Le néo-lamarckisme est un mouvement qui apparaît vers la fin du XIXe siècle et remet au goût du jour la théorie de Lamarck en se fondant sur les nouvelles découvertes génétiques et les mécanismes cellulaires.

Le néo-lamarckisme connaît un certain renouveau dans la communauté scientifique à la faveur d’un ensemble très important de découvertes dans les domaines de la microbiologie et de la biologie moléculaire.
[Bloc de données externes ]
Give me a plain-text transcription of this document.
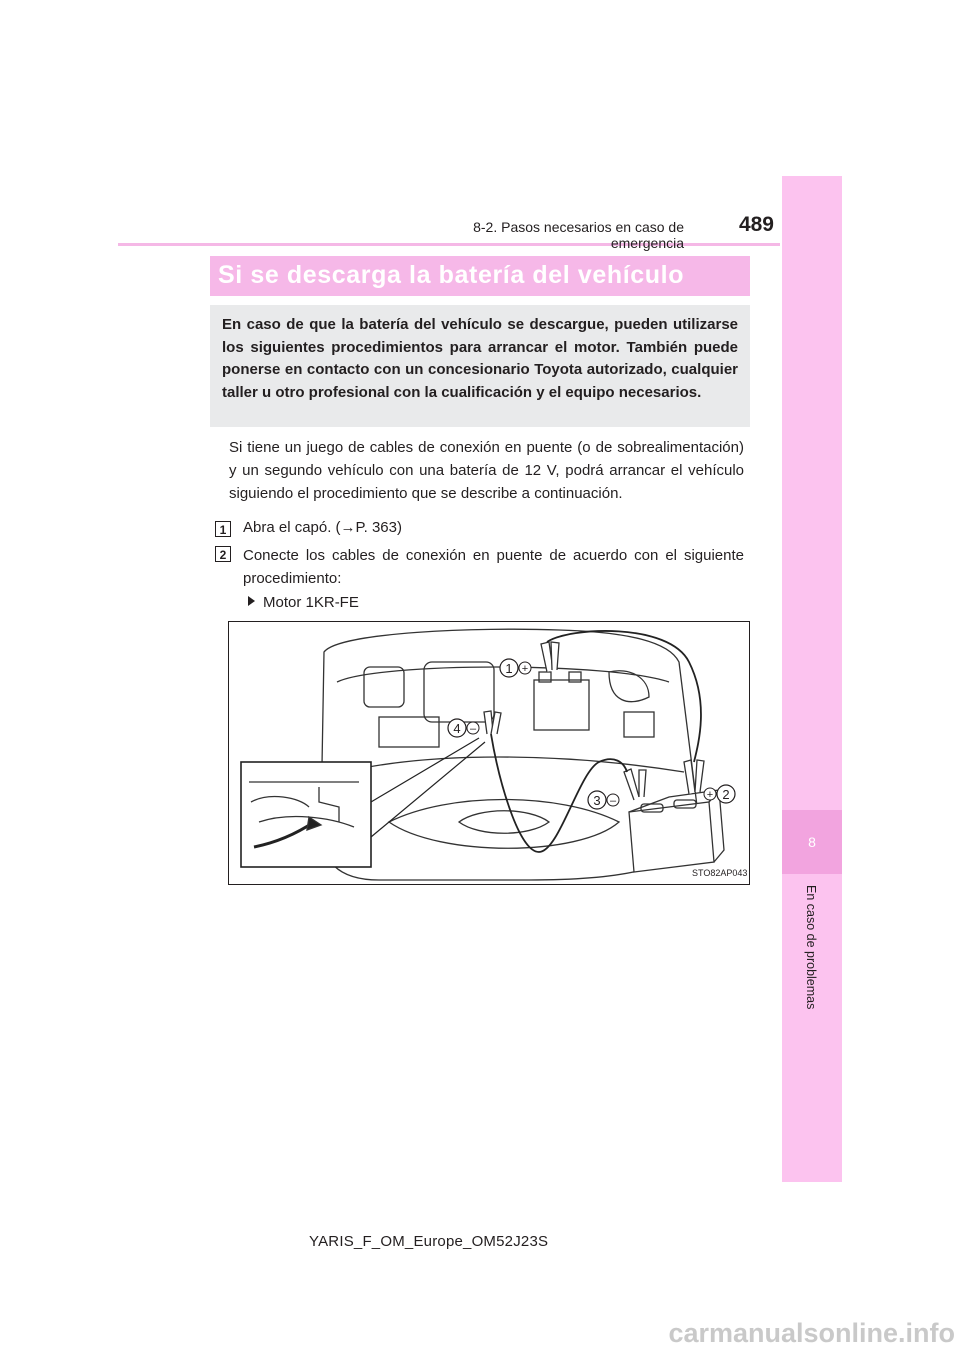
8-2. Pasos necesarios en caso de emergencia
489
8
En caso de problemas
Si se descarga la batería del vehículo
En caso de que la batería del vehículo se descargue, pueden utilizarse los siguientes procedimientos para arrancar el motor. También puede ponerse en contacto con un concesionario Toyota autorizado, cualquier taller u otro profesional con la cualificación y el equipo necesarios.
Si tiene un juego de cables de conexión en puente (o de sobrealimentación) y un segundo vehículo con una batería de 12 V, podrá arrancar el vehículo siguiendo el procedimiento que se describe a continuación.
1	Abra el capó. (→P. 363)
2	Conecte los cables de conexión en puente de acuerdo con el siguiente procedimiento:
Motor 1KR-FE
1 +
2
+
3 –
4 –
STO82AP043
YARIS_F_OM_Europe_OM52J23S
carmanualsonline.info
En effet ce faisceau de recherche vient, si ce n’est contredire, du moins moduler fortement les dogmes de la théorie synthétique de l'évolution.

Depuis la théorie synthétique, les biologistes considèrent que le système génétique est le seul responsable de l'hérédité des variations phénotypiques, et cette transmission entre les générations est largement indépendante des changements environnementaux.
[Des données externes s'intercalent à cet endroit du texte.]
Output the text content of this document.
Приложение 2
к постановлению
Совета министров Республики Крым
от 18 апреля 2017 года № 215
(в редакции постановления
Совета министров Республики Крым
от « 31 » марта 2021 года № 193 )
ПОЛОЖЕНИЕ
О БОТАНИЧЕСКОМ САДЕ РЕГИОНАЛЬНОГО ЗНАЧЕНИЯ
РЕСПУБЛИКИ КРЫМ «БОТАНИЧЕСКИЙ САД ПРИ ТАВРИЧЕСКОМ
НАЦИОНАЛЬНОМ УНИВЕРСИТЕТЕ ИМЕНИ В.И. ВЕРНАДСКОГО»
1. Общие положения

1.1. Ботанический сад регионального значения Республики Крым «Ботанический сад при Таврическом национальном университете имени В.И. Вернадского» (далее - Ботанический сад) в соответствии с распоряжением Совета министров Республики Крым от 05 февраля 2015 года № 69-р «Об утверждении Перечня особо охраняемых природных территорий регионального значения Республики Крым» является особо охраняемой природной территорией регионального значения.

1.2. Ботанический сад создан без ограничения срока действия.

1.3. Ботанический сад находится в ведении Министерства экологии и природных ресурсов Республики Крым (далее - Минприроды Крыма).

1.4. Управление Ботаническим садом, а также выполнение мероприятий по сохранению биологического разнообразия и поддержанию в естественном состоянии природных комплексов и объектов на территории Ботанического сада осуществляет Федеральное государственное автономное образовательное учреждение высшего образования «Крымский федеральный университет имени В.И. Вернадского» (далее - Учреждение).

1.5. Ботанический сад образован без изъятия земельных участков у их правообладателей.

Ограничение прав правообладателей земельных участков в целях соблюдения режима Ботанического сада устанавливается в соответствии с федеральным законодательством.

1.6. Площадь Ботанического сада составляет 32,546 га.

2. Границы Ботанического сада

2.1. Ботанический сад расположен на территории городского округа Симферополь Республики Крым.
Cependant, de nombreuses hérédités « non génétiques » sont actuellement admises, et permettent une transmission des caractères induits ou appris. Nous pouvons citer en premier lieu les phénomènes épigénétiques, l'hérédité des traits culturels (langage, symbole…)[9] (bien que ce dernier point puisse entrer dans un cadre darwinien en postulant une sélection culturelle des mèmes)[10].

C’est principalement le strict hermétisme du génotype de la lignée germinale comme elle a été écrite par Weismann qui est aujourd’hui remis partiellement en cause par certains scientifiques. En effet, elle implique que les descendants n’héritent que de l’information génétique provenant des noyaux de la lignée germinale des parents, et que ces noyaux ne reçoivent aucune information provenant de la lignée somatique. L’évolution n’a donc d’impact que sur celle-ci. Cette théorie interdit de facto toute hérédité des caractères acquis ou induits par l’environnement.

Plus généralement, le néo-darwinisme admet qu’il n’y a que l’information génétique qui est transmise aux descendants, portée par les chromosomes de la lignée germinale. Cela implique que les phénotypes transmis aux descendants doivent respecter la ségrégation méiotique, c'est-à-dire les lois de Mendel.

Or, de nombreuses études mettent en lumière des hérédités violant ces lois, le plus souvent supportées par des mécanismes épigénétiques, comme les paramutations ou bien l’« absorption » d’ADN exogène dans les spermatozoïdes de nombreux métazoaires.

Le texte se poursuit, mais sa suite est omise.